You couldn’t gamble. Grandma wouldn’t even allow cards in the house. I guess it was in case temptation got the best of me and I went to gambling all the Monopoly money away. She had reason to worry. Sissy had a pack of real playing cards with pictures of sailboats on the back. Sometimes we’d play gin rummy all night long. We’d eat a whole stack of Ritz crackers smeared with peanut butter and white Karo syrup, washing them down with red Kool-Aid. Next morning, Sissy’s momma said it looked like a couple of little pigs had been rooting around in our bed.
“Why, that stuff ’s not fit to eat,” Grandma said when I told her about the peanut butter and white Karo. She sniffed a little when she said it.
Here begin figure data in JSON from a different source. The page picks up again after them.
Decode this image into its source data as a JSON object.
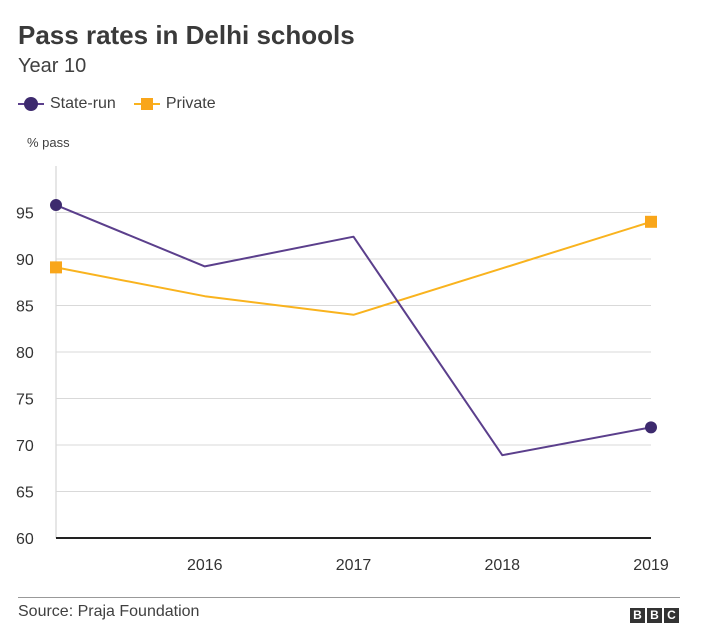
{
  "chart_data": {
    "type": "line",
    "title": "Pass rates in Delhi schools",
    "subtitle": "Year 10",
    "ylabel": "% pass",
    "xlabel": "",
    "ylim": [
      60,
      100
    ],
    "yticks": [
      60,
      65,
      70,
      75,
      80,
      85,
      90,
      95
    ],
    "x": [
      2015,
      2016,
      2017,
      2018,
      2019
    ],
    "xlim": [
      2015,
      2019
    ],
    "xtick_labels": [
      "2016",
      "2017",
      "2018",
      "2019"
    ],
    "grid": true,
    "legend_position": "top-left",
    "series": [
      {
        "name": "State-run",
        "values": [
          95.8,
          89.2,
          92.4,
          68.9,
          71.9
        ],
        "color": "#5b3f8c",
        "marker": "circle",
        "marker_color": "#3d2a6e"
      },
      {
        "name": "Private",
        "values": [
          89.1,
          86.0,
          84.0,
          89.0,
          94.0
        ],
        "color": "#f9b31e",
        "marker": "square",
        "marker_color": "#f9a61a"
      }
    ],
    "source": "Source: Praja Foundation"
  },
  "branding": {
    "logo_letters": [
      "B",
      "B",
      "C"
    ]
  }
}
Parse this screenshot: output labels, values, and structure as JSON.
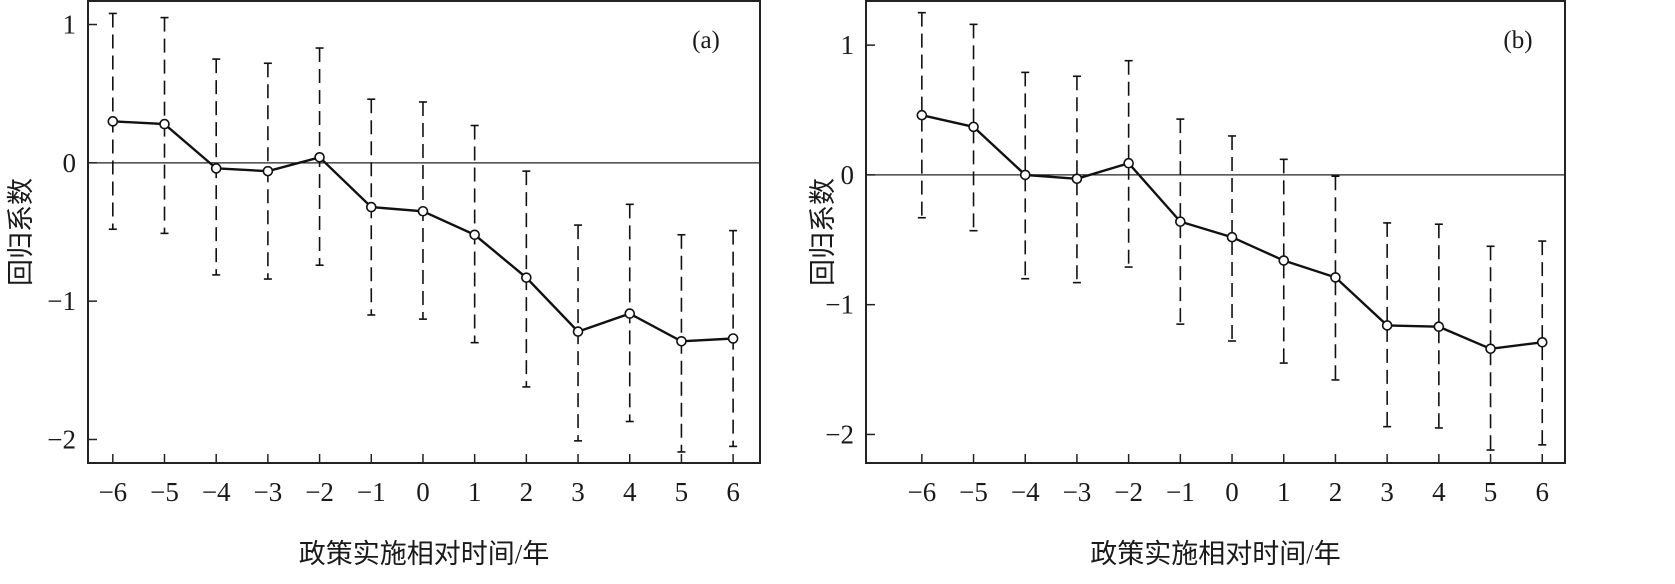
{
  "chart_data": [
    {
      "type": "line",
      "panel_label": "(a)",
      "xlabel": "政策实施相对时间/年",
      "ylabel": "回归系数",
      "x": [
        -6,
        -5,
        -4,
        -3,
        -2,
        -1,
        0,
        1,
        2,
        3,
        4,
        5,
        6
      ],
      "x_tick_labels": [
        "−6",
        "−5",
        "−4",
        "−3",
        "−2",
        "−1",
        "0",
        "1",
        "2",
        "3",
        "4",
        "5",
        "6"
      ],
      "y_ticks": [
        1,
        0,
        -1,
        -2
      ],
      "y_tick_labels": [
        "1",
        "0",
        "−1",
        "−2"
      ],
      "xlim": [
        -6.48,
        6.52
      ],
      "ylim": [
        -2.17,
        1.17
      ],
      "reference_line": 0,
      "series": [
        {
          "name": "回归系数",
          "values": [
            0.3,
            0.28,
            -0.04,
            -0.06,
            0.04,
            -0.32,
            -0.35,
            -0.52,
            -0.83,
            -1.22,
            -1.09,
            -1.29,
            -1.27
          ],
          "ci_upper": [
            1.08,
            1.05,
            0.75,
            0.72,
            0.83,
            0.46,
            0.44,
            0.27,
            -0.06,
            -0.45,
            -0.3,
            -0.52,
            -0.49
          ],
          "ci_lower": [
            -0.48,
            -0.51,
            -0.81,
            -0.84,
            -0.74,
            -1.1,
            -1.13,
            -1.3,
            -1.62,
            -2.01,
            -1.87,
            -2.09,
            -2.05
          ]
        }
      ]
    },
    {
      "type": "line",
      "panel_label": "(b)",
      "xlabel": "政策实施相对时间/年",
      "ylabel": "回归系数",
      "x": [
        -6,
        -5,
        -4,
        -3,
        -2,
        -1,
        0,
        1,
        2,
        3,
        4,
        5,
        6
      ],
      "x_tick_labels": [
        "−6",
        "−5",
        "−4",
        "−3",
        "−2",
        "−1",
        "0",
        "1",
        "2",
        "3",
        "4",
        "5",
        "6"
      ],
      "y_ticks": [
        1,
        0,
        -1,
        -2
      ],
      "y_tick_labels": [
        "1",
        "0",
        "−1",
        "−2"
      ],
      "xlim": [
        -7.08,
        6.44
      ],
      "ylim": [
        -2.22,
        1.34
      ],
      "reference_line": 0,
      "series": [
        {
          "name": "回归系数",
          "values": [
            0.46,
            0.37,
            0.0,
            -0.03,
            0.09,
            -0.36,
            -0.48,
            -0.66,
            -0.79,
            -1.16,
            -1.17,
            -1.34,
            -1.29
          ],
          "ci_upper": [
            1.25,
            1.16,
            0.79,
            0.76,
            0.88,
            0.43,
            0.3,
            0.12,
            -0.01,
            -0.37,
            -0.38,
            -0.55,
            -0.51
          ],
          "ci_lower": [
            -0.33,
            -0.43,
            -0.8,
            -0.83,
            -0.71,
            -1.15,
            -1.28,
            -1.45,
            -1.58,
            -1.94,
            -1.95,
            -2.12,
            -2.08
          ]
        }
      ]
    }
  ]
}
She wouldn’t have allowed crumbs in the bed, but I don’t believe that had to do with being Pentecostal.
I reveled in the wrongdoing more than Sissy did because of gambling being such a big sin in my house. Her religion was easygoing about things like playing gin rummy all night.
She was a Methodist.
I decided I wanted to be a Methodist too.
Sissy invited me to go to church with her, and Grandma let me go since the Methodists were holding a service to honor the men who were off fighting in the War. The red brick church had a steeple with a big cross on top that lit up at night. Wine-red carpet covered the floor, and candles burned on a long table in front of the pulpit. The Methodists sang songs as foreign to me as if they were in another tongue: “I Come to the Garden Alone,” “Out of the Ivory Palaces,” and “Fairest Lord Jesus.”
Three young men walked down the aisle to the front. All were in uniform—one Army, one Navy, one Marine. They stood stretched so tall it looked like they were trying to climb right out of the necks of their uniforms and go home to their mommas again.